# Anyone recognize this joint?



## apprentice (Mar 31, 2010)

If so, what name do you have for it.


----------



## cabinetman (Jul 5, 2007)

From what I can see, it appears to be a rabbet joint.


----------



## phinds (Mar 25, 2009)

*rabbeted sliding dovetail*

*as shown here:*

http://hobbithouseinc.com/personal/woodpics/_joineryterms.htm


----------



## apprentice (Mar 31, 2010)

phinds said:


> *rabbeted sliding dovetail*
> 
> *as shown here:*
> 
> http://hobbithouseinc.com/personal/woodpics/_joineryterms.htm


Oh, well so much for for claiming a patent. It was fun "coming up with it" anyhow, makes me wonder who has claim on it. Thanks for the info.

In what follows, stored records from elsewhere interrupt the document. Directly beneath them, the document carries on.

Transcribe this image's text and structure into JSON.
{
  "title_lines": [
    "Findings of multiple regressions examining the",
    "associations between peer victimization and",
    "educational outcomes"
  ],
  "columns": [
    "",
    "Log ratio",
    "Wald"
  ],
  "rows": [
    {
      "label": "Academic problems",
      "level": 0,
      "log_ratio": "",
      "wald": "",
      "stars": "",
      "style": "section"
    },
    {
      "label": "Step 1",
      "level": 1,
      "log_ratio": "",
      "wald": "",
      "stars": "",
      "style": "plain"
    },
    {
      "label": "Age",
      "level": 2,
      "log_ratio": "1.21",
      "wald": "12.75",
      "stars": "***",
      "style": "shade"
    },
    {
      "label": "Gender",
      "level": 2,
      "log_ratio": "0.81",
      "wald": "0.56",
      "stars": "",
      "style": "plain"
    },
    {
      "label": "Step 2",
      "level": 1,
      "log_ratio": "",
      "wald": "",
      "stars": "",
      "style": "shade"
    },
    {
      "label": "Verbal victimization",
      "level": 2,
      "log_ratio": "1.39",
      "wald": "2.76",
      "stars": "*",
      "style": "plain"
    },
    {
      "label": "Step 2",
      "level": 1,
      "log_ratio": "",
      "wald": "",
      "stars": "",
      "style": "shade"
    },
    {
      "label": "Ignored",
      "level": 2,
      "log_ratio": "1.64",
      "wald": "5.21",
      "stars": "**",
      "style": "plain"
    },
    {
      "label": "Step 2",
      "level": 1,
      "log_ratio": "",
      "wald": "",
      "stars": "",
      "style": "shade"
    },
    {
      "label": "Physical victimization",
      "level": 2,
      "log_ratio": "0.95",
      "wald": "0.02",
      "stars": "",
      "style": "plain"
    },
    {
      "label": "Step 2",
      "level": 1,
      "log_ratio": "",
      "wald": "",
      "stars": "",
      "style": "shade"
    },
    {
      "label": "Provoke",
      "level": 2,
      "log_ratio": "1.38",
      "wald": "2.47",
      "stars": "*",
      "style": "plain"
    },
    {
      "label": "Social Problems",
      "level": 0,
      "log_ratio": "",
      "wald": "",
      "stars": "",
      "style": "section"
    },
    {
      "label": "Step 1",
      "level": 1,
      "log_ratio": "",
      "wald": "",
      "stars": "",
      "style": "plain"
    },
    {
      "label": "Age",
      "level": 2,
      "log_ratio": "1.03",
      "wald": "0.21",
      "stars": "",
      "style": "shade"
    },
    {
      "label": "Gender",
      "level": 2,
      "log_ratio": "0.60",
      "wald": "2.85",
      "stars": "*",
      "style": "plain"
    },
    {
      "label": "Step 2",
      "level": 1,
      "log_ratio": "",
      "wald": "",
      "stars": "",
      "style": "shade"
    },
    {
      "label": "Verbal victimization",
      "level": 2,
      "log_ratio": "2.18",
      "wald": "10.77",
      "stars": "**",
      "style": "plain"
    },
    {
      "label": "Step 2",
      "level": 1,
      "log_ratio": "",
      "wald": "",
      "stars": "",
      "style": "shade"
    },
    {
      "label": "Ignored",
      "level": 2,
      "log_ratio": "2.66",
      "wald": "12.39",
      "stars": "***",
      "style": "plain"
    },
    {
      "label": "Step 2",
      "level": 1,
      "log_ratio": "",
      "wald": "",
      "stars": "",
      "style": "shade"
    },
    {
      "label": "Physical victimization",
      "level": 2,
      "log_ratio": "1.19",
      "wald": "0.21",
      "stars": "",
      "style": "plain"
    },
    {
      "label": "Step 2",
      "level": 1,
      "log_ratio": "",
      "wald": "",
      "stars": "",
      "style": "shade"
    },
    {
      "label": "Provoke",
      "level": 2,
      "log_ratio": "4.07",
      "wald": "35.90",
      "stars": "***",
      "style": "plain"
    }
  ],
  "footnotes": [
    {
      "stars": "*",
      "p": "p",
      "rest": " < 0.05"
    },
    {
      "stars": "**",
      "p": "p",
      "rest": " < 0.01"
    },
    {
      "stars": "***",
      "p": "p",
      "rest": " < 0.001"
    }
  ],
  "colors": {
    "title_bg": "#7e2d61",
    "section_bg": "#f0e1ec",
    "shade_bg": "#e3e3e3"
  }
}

Good reference you have there.:thumbsup:


----------



## Oak Tree Woodworks (Mar 25, 2010)

A "Helluvalotawork" Joint if you have the wrong tools


----------



## ash123 (Mar 14, 2010)

That reminds me of a drawer lock joint made on a Hammer multi machine.


----------



## phinds (Mar 25, 2009)

ash123 said:


> That reminds me of a drawer lock joint made on a Hammer multi machine.


Yep, if you check out my site (referenced above in the thread) you'll see that it is illustrated as a drawer-front joint because that's what it's mostly used for, and it's very similar to the more standard drawer locking joint for which you can buy dedicated router bits.


----------